Según los plazos que establece la Ley de Votaciones y Escrutinios, el periodo legal de campaña electoral comenzará dos días después del acto, el miércoles 06 de julio, sesenta días antes del Plebiscito. Sólo desde esa fecha se permitirá la difusión de propaganda a favor de una u otra opción.

Pese a ello, desde hace meses que distintos actores políticos y organizaciones vienen impulsando propaganda electoral a favor del Apruebo o el Rechazo para el próximo referéndum constitucional.

Un ejemplo reciente, y que generó revuelo en las redes sociales, ocurrió el 21 de Junio. Ese día se difundió un aviso radial en una emisora de Temuco protagonizado por el senador Felipe Kast (Evópoli), en el que sentenció que la nueva Constitución “permite el aborto hasta los nueve meses de embarazo”, lo que calificó como “una falta de respeto a las mujeres” y “una violación a los DD.HH. de los niños que están por nacer”.

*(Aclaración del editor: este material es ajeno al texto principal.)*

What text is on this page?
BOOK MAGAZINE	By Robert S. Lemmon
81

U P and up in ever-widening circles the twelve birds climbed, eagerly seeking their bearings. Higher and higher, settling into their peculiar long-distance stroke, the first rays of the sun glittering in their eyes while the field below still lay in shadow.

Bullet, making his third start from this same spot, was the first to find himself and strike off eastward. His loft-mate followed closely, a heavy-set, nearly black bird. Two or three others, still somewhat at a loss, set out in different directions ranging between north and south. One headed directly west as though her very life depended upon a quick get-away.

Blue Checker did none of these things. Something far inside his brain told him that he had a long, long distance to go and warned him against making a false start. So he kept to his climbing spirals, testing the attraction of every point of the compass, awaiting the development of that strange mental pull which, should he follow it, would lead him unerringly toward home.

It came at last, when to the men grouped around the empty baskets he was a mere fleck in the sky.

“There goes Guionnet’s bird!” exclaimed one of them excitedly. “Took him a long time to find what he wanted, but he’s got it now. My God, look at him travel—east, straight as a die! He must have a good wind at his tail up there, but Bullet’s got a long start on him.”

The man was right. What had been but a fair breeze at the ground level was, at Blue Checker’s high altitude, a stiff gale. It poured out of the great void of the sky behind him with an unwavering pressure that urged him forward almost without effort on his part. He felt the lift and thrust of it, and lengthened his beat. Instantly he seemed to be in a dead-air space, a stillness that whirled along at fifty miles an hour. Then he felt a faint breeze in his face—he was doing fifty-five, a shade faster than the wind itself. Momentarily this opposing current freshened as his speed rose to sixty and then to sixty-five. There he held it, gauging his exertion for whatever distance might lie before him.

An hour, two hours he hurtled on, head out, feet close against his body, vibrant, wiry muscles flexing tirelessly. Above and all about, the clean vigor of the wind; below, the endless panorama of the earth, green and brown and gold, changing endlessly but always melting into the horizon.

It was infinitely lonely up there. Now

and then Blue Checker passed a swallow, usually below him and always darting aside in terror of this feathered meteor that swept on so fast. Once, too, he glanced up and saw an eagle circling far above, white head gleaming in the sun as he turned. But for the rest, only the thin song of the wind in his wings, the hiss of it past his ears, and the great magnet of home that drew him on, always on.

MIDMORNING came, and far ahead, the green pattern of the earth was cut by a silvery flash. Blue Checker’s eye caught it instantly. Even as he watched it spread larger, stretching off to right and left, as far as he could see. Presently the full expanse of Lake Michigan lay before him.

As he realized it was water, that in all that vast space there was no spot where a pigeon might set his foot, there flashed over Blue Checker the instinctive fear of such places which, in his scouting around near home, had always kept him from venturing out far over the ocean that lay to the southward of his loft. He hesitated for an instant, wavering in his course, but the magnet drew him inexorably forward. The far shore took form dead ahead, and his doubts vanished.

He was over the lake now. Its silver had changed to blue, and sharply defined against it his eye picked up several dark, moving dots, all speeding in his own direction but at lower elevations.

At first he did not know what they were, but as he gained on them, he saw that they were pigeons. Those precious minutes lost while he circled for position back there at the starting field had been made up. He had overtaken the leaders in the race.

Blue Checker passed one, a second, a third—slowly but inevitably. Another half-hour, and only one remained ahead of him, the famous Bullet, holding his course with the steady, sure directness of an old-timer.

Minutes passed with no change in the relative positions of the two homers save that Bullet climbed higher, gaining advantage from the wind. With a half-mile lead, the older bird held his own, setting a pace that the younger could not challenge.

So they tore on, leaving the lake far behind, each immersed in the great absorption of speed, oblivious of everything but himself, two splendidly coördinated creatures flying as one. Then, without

Si bien no llama explícitamente a votar por una opción, en este aviso radial el senador agregó: “cada día son más los que estamos decepcionados de esta nueva Constitución, que queremos cambios, que incluso votamos Apruebo, pero que no estamos disponibles para una propuesta que divide a nuestro país. Soy Felipe Kast y te invito a informarte, porque el futuro de nuestro país, de nuestra región de La Araucanía y nuestros hijos, está en juego”.

Más allá de las emisoras radiales, las redes sociales han sido las principales protagonistas de las campañas anticipadas para el Plebiscito de Salida.

Por ejemplo, en el caso de la opción Apruebo, la semana pasada se difundió por Twitter un video del grupo Aprueba x Chile, donde la abogada constitucionalista y profesora de la Universidad Adolfo Ibáñez, Constanza Salgado, defiende la propuesta de nueva Constitución. Entre otras cosas, en el registro la académica desmiente que en el borrador de nueva Constitución se permita la expropiación de los fondos de pensiones. También asegura que la propuesta “defiende la propiedad en similares términos a la Constitución alemana o francesa”.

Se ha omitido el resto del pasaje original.